The going rate then, including your meals, was about $60 per person per week (about $590 today). Their daughter, Fran Dumas Hoose, lives in Haines Falls, while her son, Randy, and daughter, Cindy, remain in the area. (Its fun phone number, 456, was upgraded to 589-6430 in about 1963).

Very little Information seemed to be published when owned by the Dumas family, although they owned it for over ten years. Numerous articles were found after the Jamet brothers purchased it from the Dumas family. They went back into the early 1960s.  

In 1966, a New York Times writer, Craig Claiborne, wrote: “There is a twisting, turning, rock-rimmed road that leads to the La Cascade, a hotel and restaurant that has for a slogan, “A Touch of France in the Catskills.”

Claiborne said the restaurant was worth a detour to the mountains. He said the kitchen produced its cuisine, served family-style. Claiborne described it as hors d’oeuvre, chicken crepes, or hot quiche Lorraine, soup, salad, an exquisite dinner, and ended with coffee and dessert. Walk-ins paid the cost of $4.50 for dinner and an extra $4.50 for a good bottle of wine. ($4.50 is equal today to $40.25).

Claiborne said the interior was cordial. The main room had an upright piano in the corner and a deer-skin rug on the wall. The bar walls had two mounted deer heads overhead.

The cost was $10 to $16, depending on whether you had a private bath and the size of the room accommodations. ($10 for room and board for a day equals about $92 today.)

An interesting ski contest was held in 1963, just three or four years after Hunter Mt. Ski Bowl opened. The contest required a letter (of 50 words or less) to be sent to the Brooklyn Eagle newspaper, telling them why you want to learn to ski. It gave five days of free room and board at the La Cascade, five days of free skiing, and two hours of ski lessons daily: a once-in-a-lifetime family vacation.

The La Cascade did well for years until Louis Jamet sold it sometime before 1978.

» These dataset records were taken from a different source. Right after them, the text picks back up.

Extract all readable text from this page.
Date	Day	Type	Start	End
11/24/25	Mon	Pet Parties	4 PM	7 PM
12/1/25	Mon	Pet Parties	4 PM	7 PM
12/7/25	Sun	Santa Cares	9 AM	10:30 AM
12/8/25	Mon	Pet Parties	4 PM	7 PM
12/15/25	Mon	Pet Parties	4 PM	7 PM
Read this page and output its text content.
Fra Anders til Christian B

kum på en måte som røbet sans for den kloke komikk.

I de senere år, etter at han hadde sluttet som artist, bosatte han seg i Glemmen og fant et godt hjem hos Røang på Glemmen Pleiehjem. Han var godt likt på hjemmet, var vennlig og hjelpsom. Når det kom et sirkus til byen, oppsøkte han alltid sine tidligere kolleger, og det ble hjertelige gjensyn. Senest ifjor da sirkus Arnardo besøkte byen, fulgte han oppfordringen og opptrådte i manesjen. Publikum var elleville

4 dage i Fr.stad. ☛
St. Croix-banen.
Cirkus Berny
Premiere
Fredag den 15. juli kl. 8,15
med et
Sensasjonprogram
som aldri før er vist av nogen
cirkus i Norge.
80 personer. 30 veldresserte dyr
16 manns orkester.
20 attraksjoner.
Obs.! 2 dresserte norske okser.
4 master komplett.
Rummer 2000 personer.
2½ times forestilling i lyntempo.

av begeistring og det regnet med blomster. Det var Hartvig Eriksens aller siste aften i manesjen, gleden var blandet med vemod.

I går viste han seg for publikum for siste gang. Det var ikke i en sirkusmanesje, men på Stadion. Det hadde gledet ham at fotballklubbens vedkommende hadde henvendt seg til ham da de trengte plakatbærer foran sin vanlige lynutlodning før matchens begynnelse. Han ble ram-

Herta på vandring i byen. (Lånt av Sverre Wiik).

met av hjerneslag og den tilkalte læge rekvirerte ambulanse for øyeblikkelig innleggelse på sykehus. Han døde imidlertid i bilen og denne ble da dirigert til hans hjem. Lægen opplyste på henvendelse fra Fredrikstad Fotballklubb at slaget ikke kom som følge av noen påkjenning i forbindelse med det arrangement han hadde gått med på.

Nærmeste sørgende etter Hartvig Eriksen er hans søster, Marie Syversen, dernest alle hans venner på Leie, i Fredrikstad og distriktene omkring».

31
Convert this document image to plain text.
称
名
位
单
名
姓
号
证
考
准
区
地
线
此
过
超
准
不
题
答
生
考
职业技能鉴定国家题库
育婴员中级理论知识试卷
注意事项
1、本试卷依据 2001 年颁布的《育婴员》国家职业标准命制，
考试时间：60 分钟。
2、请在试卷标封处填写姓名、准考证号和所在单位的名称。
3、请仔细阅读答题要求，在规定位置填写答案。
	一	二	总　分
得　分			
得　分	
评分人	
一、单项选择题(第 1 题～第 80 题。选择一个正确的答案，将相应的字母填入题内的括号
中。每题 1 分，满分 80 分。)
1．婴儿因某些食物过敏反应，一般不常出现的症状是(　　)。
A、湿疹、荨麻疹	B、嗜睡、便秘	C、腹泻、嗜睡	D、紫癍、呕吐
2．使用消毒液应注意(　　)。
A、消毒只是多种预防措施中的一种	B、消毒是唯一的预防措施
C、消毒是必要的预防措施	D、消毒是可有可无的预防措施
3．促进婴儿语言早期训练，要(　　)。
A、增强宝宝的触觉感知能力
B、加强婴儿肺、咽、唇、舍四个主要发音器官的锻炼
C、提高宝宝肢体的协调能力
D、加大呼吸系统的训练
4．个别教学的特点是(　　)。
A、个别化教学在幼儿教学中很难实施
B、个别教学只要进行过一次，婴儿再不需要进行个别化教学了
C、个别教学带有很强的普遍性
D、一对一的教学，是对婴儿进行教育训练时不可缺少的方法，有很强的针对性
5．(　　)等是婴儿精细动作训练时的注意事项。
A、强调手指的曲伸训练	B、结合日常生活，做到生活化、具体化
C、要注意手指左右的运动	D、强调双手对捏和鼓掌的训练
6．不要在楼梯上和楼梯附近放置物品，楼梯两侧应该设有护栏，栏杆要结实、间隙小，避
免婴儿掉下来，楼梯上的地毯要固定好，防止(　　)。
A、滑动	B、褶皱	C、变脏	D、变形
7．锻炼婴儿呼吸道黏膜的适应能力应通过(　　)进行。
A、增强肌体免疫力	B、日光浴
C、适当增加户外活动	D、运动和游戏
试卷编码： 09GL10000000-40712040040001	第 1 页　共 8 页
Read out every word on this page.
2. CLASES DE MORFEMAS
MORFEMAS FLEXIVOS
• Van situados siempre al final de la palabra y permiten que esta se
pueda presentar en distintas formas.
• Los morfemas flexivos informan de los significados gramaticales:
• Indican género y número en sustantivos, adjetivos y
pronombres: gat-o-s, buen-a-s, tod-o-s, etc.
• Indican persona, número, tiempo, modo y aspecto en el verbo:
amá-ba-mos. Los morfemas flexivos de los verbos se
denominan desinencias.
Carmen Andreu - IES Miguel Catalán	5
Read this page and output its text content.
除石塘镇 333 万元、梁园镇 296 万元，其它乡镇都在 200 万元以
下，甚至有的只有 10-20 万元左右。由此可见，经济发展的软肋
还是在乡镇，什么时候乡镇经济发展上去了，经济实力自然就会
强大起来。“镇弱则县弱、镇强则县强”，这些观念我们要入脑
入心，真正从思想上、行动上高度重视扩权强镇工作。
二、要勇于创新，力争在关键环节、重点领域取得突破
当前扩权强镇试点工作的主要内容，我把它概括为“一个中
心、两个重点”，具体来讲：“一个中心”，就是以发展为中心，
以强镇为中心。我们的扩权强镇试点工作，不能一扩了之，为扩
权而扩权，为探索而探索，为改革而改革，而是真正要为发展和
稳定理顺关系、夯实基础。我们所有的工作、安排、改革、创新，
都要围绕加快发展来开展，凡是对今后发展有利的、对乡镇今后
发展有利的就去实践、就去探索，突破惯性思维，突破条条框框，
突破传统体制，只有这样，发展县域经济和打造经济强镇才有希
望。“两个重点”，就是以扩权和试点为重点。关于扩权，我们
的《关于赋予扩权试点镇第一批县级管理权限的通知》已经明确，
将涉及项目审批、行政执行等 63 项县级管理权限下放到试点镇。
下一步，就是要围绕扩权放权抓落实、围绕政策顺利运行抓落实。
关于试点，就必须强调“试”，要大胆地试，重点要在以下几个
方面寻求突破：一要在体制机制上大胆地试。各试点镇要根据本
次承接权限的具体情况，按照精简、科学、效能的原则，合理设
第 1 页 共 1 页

Thanks to MTHS board member Debbie Fromer for providing the following information… New owners operated it as a dude ranch until it ws lost in foreclosure. Jamet once again owned it for a few years before selling it to a partnership. It ran successfully as the Hunter Mountain Dude Ranch, managed for years by the well-liked Anna and Red Flechter.   

It went from C. A. Martin’s Lox-Hurst, circa 1884, to the La Cascade, about 1945, and later the Hunter Mt. Dude Ranch. The property continues its interesting history as the Mountain Top Historical Society.